Minister for Health Leo Varadkar has said the cycle of cuts in health care is over.
It was revealed yesterday that Mr Varadkar will receive a €500 million supplementary budget estimate this year, with some €300 million to be rolled over into 2015.
The two-year budget deal his department has struck is designed to ensure it can adhere to spending limits without the need for repeated financial bailouts.
“The good news is, the cycle of cuts in health care is over,” he told a conference in Dublin earlier today but cautioned that “we’re not flush with cash”.
“Our spending ceiling is now rising again so it means any savings or efficiencies we do make in our health services will go back into our health services and not into deficits or to pay down debt,” he said.
Mr Varadkar was speaking at the International Street Medicine symposium hosted by Safetynet Ireland and The Street Medicine Institute which looks at health of homeless people and rough sleepers.
He said the number of drug-related deaths was a matter of serious concern and was “surprised” by data from 2011 which showed that there were 60 poisoning deaths from heroin compared to 113 from methadone.
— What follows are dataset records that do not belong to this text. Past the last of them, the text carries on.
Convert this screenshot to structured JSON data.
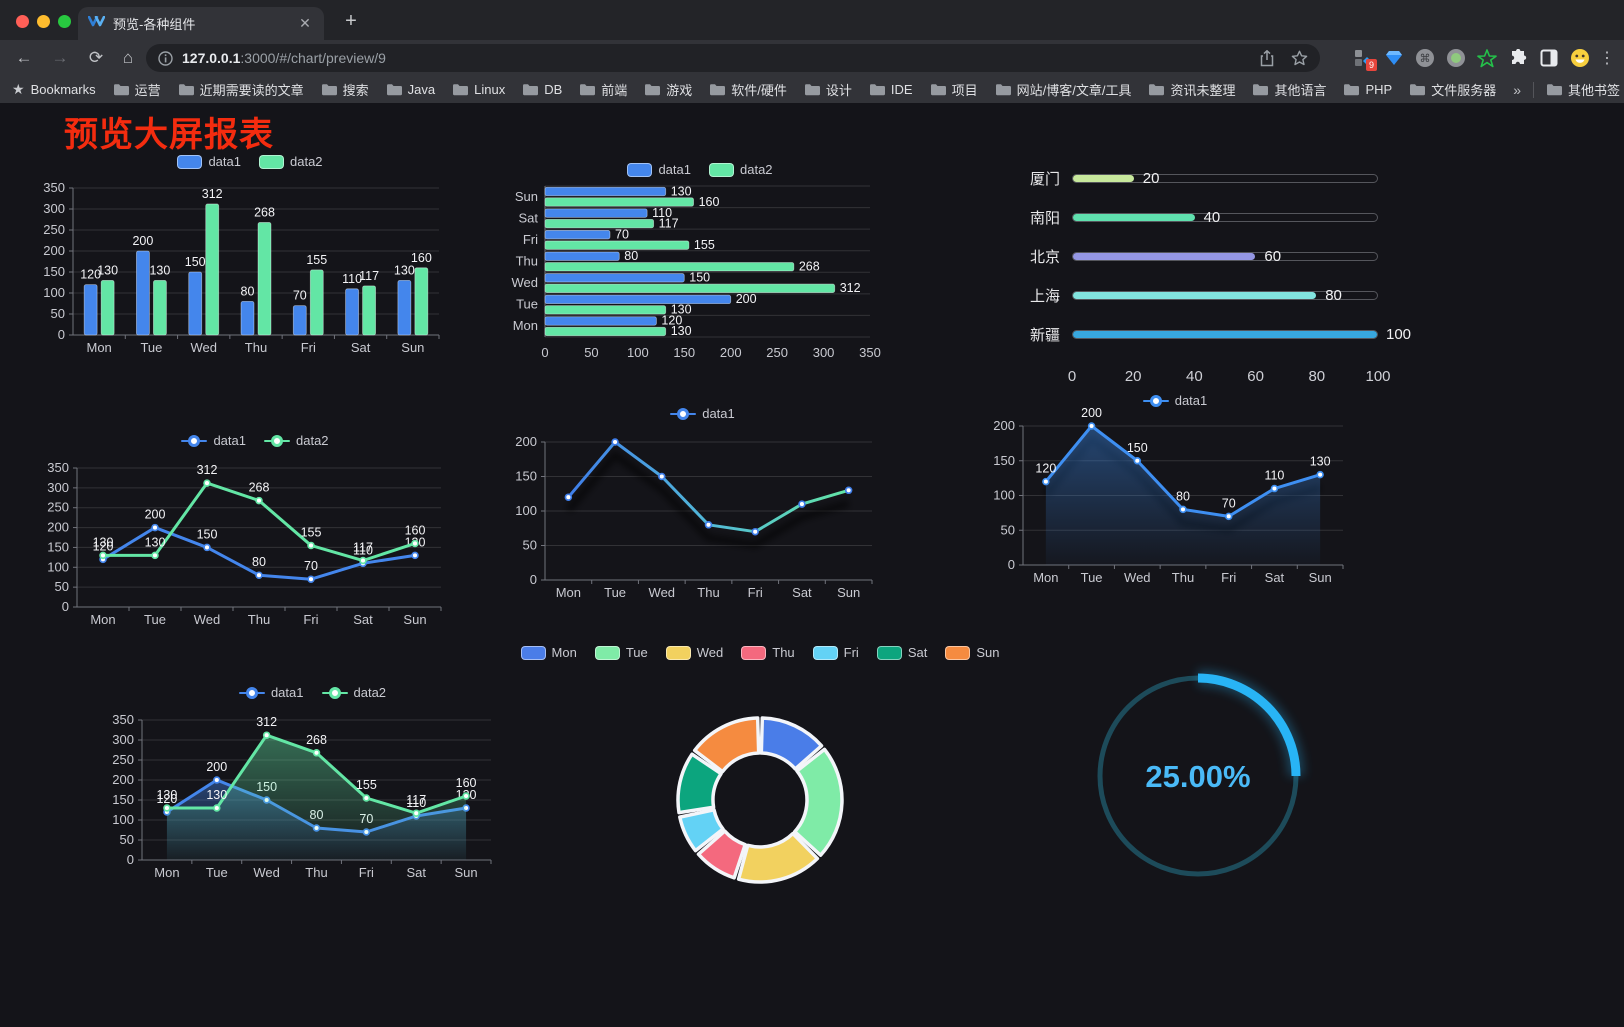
{
  "browser": {
    "tab": {
      "title": "预览-各种组件",
      "favicon": "vv-logo-icon"
    },
    "new_tab_label": "+",
    "close_label": "✕",
    "url_host": "127.0.0.1",
    "url_rest": ":3000/#/chart/preview/9",
    "extensions_badge": "9",
    "bookmarks": {
      "label": "Bookmarks",
      "folders": [
        "运营",
        "近期需要读的文章",
        "搜索",
        "Java",
        "Linux",
        "DB",
        "前端",
        "游戏",
        "软件/硬件",
        "设计",
        "IDE",
        "项目",
        "网站/博客/文章/工具",
        "资讯未整理",
        "其他语言",
        "PHP",
        "文件服务器"
      ],
      "overflow": "»",
      "other_bookmarks": "其他书签"
    }
  },
  "page": {
    "title": "预览大屏报表"
  },
  "colors": {
    "data1": "#4486EC",
    "data2": "#63E6A5",
    "accent_red_title": "#F42C0F"
  },
  "chart_data": [
    {
      "id": "c1",
      "type": "bar",
      "title": "",
      "categories": [
        "Mon",
        "Tue",
        "Wed",
        "Thu",
        "Fri",
        "Sat",
        "Sun"
      ],
      "series": [
        {
          "name": "data1",
          "color": "#4486EC",
          "values": [
            120,
            200,
            150,
            80,
            70,
            110,
            130
          ]
        },
        {
          "name": "data2",
          "color": "#63E6A5",
          "values": [
            130,
            130,
            312,
            268,
            155,
            117,
            160
          ]
        }
      ],
      "ylim": [
        0,
        350
      ],
      "ytick_step": 50,
      "grid": true,
      "legend_position": "top",
      "value_labels": true
    },
    {
      "id": "c2",
      "type": "bar",
      "orientation": "horizontal",
      "title": "",
      "categories_top_to_bottom": [
        "Sun",
        "Sat",
        "Fri",
        "Thu",
        "Wed",
        "Tue",
        "Mon"
      ],
      "series": [
        {
          "name": "data1",
          "color": "#4486EC",
          "values_top_to_bottom": [
            130,
            110,
            70,
            80,
            150,
            200,
            120
          ]
        },
        {
          "name": "data2",
          "color": "#63E6A5",
          "values_top_to_bottom": [
            160,
            117,
            155,
            268,
            312,
            130,
            130
          ]
        }
      ],
      "xlim": [
        0,
        350
      ],
      "xticks": [
        0,
        50,
        100,
        150,
        200,
        250,
        300,
        350
      ],
      "legend_position": "top",
      "value_labels": true
    },
    {
      "id": "c3",
      "type": "bar",
      "subtype": "progress",
      "items": [
        {
          "label": "厦门",
          "value": 20,
          "color": "#C7E89C"
        },
        {
          "label": "南阳",
          "value": 40,
          "color": "#5FE0AE"
        },
        {
          "label": "北京",
          "value": 60,
          "color": "#9496E3"
        },
        {
          "label": "上海",
          "value": 80,
          "color": "#82E4DF"
        },
        {
          "label": "新疆",
          "value": 100,
          "color": "#38A7DE"
        }
      ],
      "xlim": [
        0,
        100
      ],
      "xticks": [
        0,
        20,
        40,
        60,
        80,
        100
      ]
    },
    {
      "id": "c4",
      "type": "line",
      "title": "",
      "categories": [
        "Mon",
        "Tue",
        "Wed",
        "Thu",
        "Fri",
        "Sat",
        "Sun"
      ],
      "series": [
        {
          "name": "data1",
          "color": "#4486EC",
          "values": [
            120,
            200,
            150,
            80,
            70,
            110,
            130
          ]
        },
        {
          "name": "data2",
          "color": "#63E6A5",
          "values": [
            130,
            130,
            312,
            268,
            155,
            117,
            160
          ]
        }
      ],
      "ylim": [
        0,
        350
      ],
      "ytick_step": 50,
      "legend_position": "top",
      "value_labels": true
    },
    {
      "id": "c5",
      "type": "line",
      "title": "",
      "categories": [
        "Mon",
        "Tue",
        "Wed",
        "Thu",
        "Fri",
        "Sat",
        "Sun"
      ],
      "series": [
        {
          "name": "data1",
          "color": "#4486EC",
          "gradient": [
            "#3F7EEA",
            "#52B9D8",
            "#63E6A5"
          ],
          "values": [
            120,
            200,
            150,
            80,
            70,
            110,
            130
          ]
        }
      ],
      "ylim": [
        0,
        200
      ],
      "ytick_step": 50,
      "legend_position": "top",
      "value_labels": false
    },
    {
      "id": "c6",
      "type": "area",
      "title": "",
      "categories": [
        "Mon",
        "Tue",
        "Wed",
        "Thu",
        "Fri",
        "Sat",
        "Sun"
      ],
      "series": [
        {
          "name": "data1",
          "color": "#3E8FF2",
          "values": [
            120,
            200,
            150,
            80,
            70,
            110,
            130
          ]
        }
      ],
      "ylim": [
        0,
        200
      ],
      "ytick_step": 50,
      "legend_position": "top",
      "value_labels": true
    },
    {
      "id": "c7",
      "type": "area",
      "title": "",
      "categories": [
        "Mon",
        "Tue",
        "Wed",
        "Thu",
        "Fri",
        "Sat",
        "Sun"
      ],
      "series": [
        {
          "name": "data1",
          "color": "#4486EC",
          "values": [
            120,
            200,
            150,
            80,
            70,
            110,
            130
          ]
        },
        {
          "name": "data2",
          "color": "#63E6A5",
          "values": [
            130,
            130,
            312,
            268,
            155,
            117,
            160
          ]
        }
      ],
      "ylim": [
        0,
        350
      ],
      "ytick_step": 50,
      "legend_position": "top",
      "value_labels": true
    },
    {
      "id": "c8",
      "type": "pie",
      "subtype": "donut",
      "title": "",
      "items": [
        {
          "label": "Mon",
          "value": 120,
          "color": "#4A7DE8"
        },
        {
          "label": "Tue",
          "value": 200,
          "color": "#7FEBA7"
        },
        {
          "label": "Wed",
          "value": 150,
          "color": "#F2D15F"
        },
        {
          "label": "Thu",
          "value": 80,
          "color": "#F4697E"
        },
        {
          "label": "Fri",
          "value": 70,
          "color": "#63D2F5"
        },
        {
          "label": "Sat",
          "value": 110,
          "color": "#0CA57E"
        },
        {
          "label": "Sun",
          "value": 130,
          "color": "#F58B40"
        }
      ],
      "legend_position": "top"
    },
    {
      "id": "c9",
      "type": "gauge",
      "subtype": "ring-progress",
      "value_percent": 25,
      "label": "25.00%",
      "progress_color": "#28B4F5",
      "track_color": "#1D4B5A",
      "text_color": "#4ABAF7"
    }
  ]
}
In order to respond to the problem of drug related deaths and overdoses the health service has developed an overdose prevention strategy which recommends making Naloxone routinely available in Ireland, he said.
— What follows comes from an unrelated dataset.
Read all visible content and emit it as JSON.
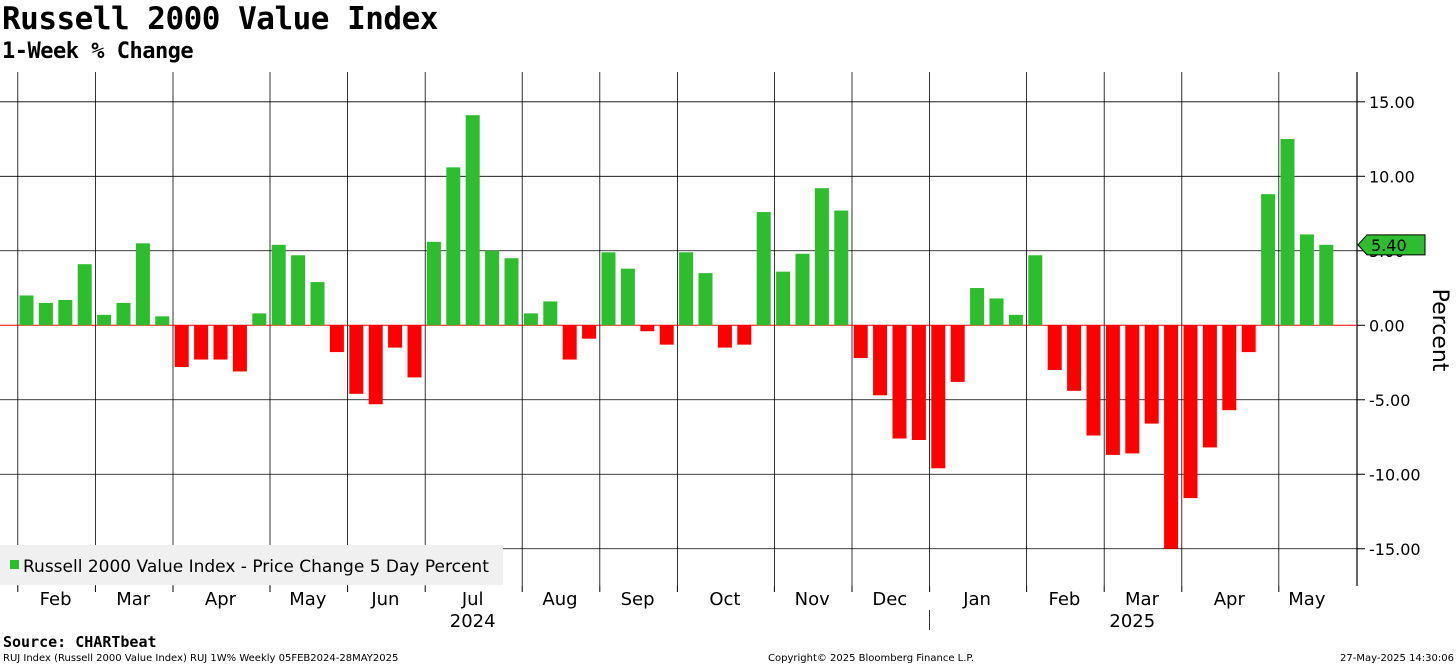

Naloxone is an antidote to heroin which temporarily reverses the effects of an opiate overdose.
Naloxone is a prescription-only medication in Ireland and an amendment to current legislation would be required for it to be made available to opiate users .
“It is intended that Naloxone can be administered by non medical staff such as care workers, family members and addicts themselves and other people trained in the use of it,” he said.
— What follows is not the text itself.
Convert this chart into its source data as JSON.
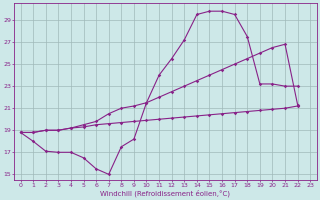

“There’s no doubt the scale and nature of the drug problem in Ireland is constantly evolving. The emergence new pscyho active substances, the increased strength of cannabis and the prevalence of poly drug use represents serious challenges for our services,” he said.
Mr Varadkar said the area of drug use and deprivation and how it impacts on health is one he will take a personal interest in under his tenure as Minister for Health.
“Under the previous minister, the whole position - and this isn’t a bad thing - was delegated to the Minister for State.”
Mr Varadkar said that responsibility for drugs and drug policy will now full under his remit.
He said the “ social problems left untackled” were a burden on emergency departments and health services and “the cost of not dealing with these things is phenomenal”.